THE SHINING (CİNNET/ 1980)
Stephen King’in aynı isimli romanından uyarlanan film, Kubrick’in en kült ve en harika filmlerinden biri olarak dikkat çekiyor. Hatta ölmeden önce izlenmesi gereken filmler listesinin üst sıralarında yer alıyor. Aslında filmin uyarlandığı romanı yazan Stephen King'in filmi beğenmedi, hatta bu yüzden Hollywood’a küstüğü söylenir. Filmdeki en dikkat çeken unsurlardan biri, kapı kırma sahnesinin 120 tekrarda çekilmesidir. Başrolde oynayan Jack Nicholson’un performansı için sadece “Harika” denebilir.
FULL METAL JACKET (1987)
Full Metal Jacket, Vietnam Savaşı sırasında yaşanan, duygusal, biçimsel, politik ve eğitimsel hataları dramatik bir şekilde ele alıyor.
2001 Uzay Macerası ve Otomatik Portakal filmlerinde oluğu gibi, bu film de harika bir girişle başlıyor. Devamında ise oldukça yürek burkan sahneler yer alıyor.
EYES WIDE SHUT (GÖZLERİ TAMAMEN KAPALI / 1999)
1999 yapımı film, efsane yönetmenin son eseridir. Filmin konusu ise, birçoğumuzun diline mizahi pelesenk olmuş İllüminati ile ilgili. Bu sebeple filmin yayınlanmasından 3 ay sonra ölen Kubrick'in ölümü şaibeli bulunur.

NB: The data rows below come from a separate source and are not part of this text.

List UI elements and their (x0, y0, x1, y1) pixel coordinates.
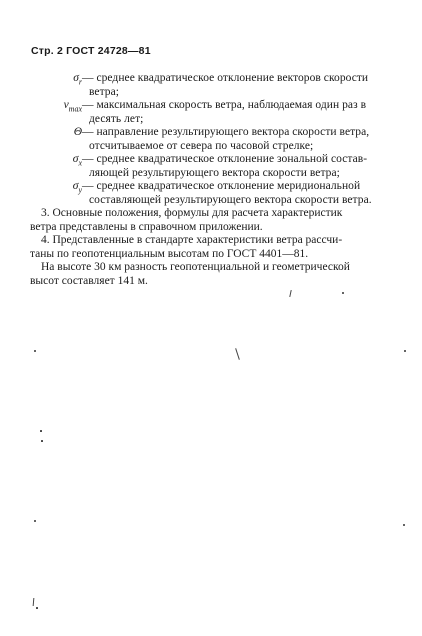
scan-artifact (41, 440, 43, 442)
definition-line: — максимальная скорость ветра, наблюдаемая один раз в (82, 99, 367, 111)
scan-artifact (33, 598, 35, 606)
paragraph-line: таны по геопотенциальным высотам по ГОСТ 4401—81. (30, 247, 309, 260)
paragraph-line: высот составляет 141 м. (30, 274, 148, 287)
scan-artifact (36, 607, 38, 609)
paragraph-line: 3. Основные положения, формулы для расчета характеристик (41, 207, 343, 219)
paragraph-3 (30, 207, 400, 234)
definition-text (82, 180, 397, 207)
scan-artifact (34, 520, 36, 522)
definition-line: составляющей результирующего вектора скорости ветра. (89, 193, 372, 206)
paragraph-line: ветра представлены в справочном приложении. (30, 220, 263, 233)
scan-artifact (404, 350, 406, 352)
definition-line: — среднее квадратическое отклонение зональной состав- (82, 153, 368, 165)
definition-line: — направление результирующего вектора скорости ветра, (82, 126, 370, 138)
scan-artifact (235, 348, 240, 360)
definition-line: отсчитываемое от севера по часовой стрелке; (89, 139, 314, 152)
definition-line: — среднее квадратическое отклонение векторов скорости (82, 72, 369, 84)
definition-symbol: Θ (73, 126, 82, 138)
definition-line: ветра; (89, 85, 119, 98)
scan-artifact (289, 290, 291, 297)
scan-artifact (34, 350, 36, 352)
definition-symbol: $\sigma_x$ (72, 153, 82, 168)
definition-text (82, 126, 397, 153)
definition-text (82, 72, 397, 99)
definition-text (82, 99, 397, 126)
paragraph-line: 4. Представленные в стандарте характеристики ветра рассчи- (41, 234, 343, 246)
paragraph-5 (30, 261, 400, 288)
definition-line: десять лет; (89, 112, 144, 125)
scan-artifact (403, 524, 405, 526)
scan-artifact (342, 292, 344, 294)
page-header: Стр. 2 ГОСТ 24728—81 (31, 45, 151, 57)
paragraph-4 (30, 234, 400, 261)
paragraph-line: На высоте 30 км разность геопотенциальной и геометрической (41, 261, 350, 273)
definition-symbol: $\sigma_y$ (72, 180, 82, 195)
definition-text (82, 153, 397, 180)
definition-line: ляющей результирующего вектора скорости ветра; (89, 166, 340, 179)
definition-line: — среднее квадратическое отклонение меридиональной (82, 180, 361, 192)
definition-symbol: $\sigma_r$ (73, 72, 82, 87)
scan-artifact (40, 430, 42, 432)
definition-symbol: $v_{max}$ (63, 99, 82, 114)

Filmin başrol oyuncuları Tom Cruise ve Nickole Kidman arasındaki seks sahnesinin 70 tekrarda çekildiği belirtiliyor. Filmde kadın erkek ilişkilerindeki psikoloji, uyuşturucu, AIDS üzerine yaklaşımlar zekice diyaloglar ve gerilim artırıcı piyano gelgitleriyle anlatılıyor.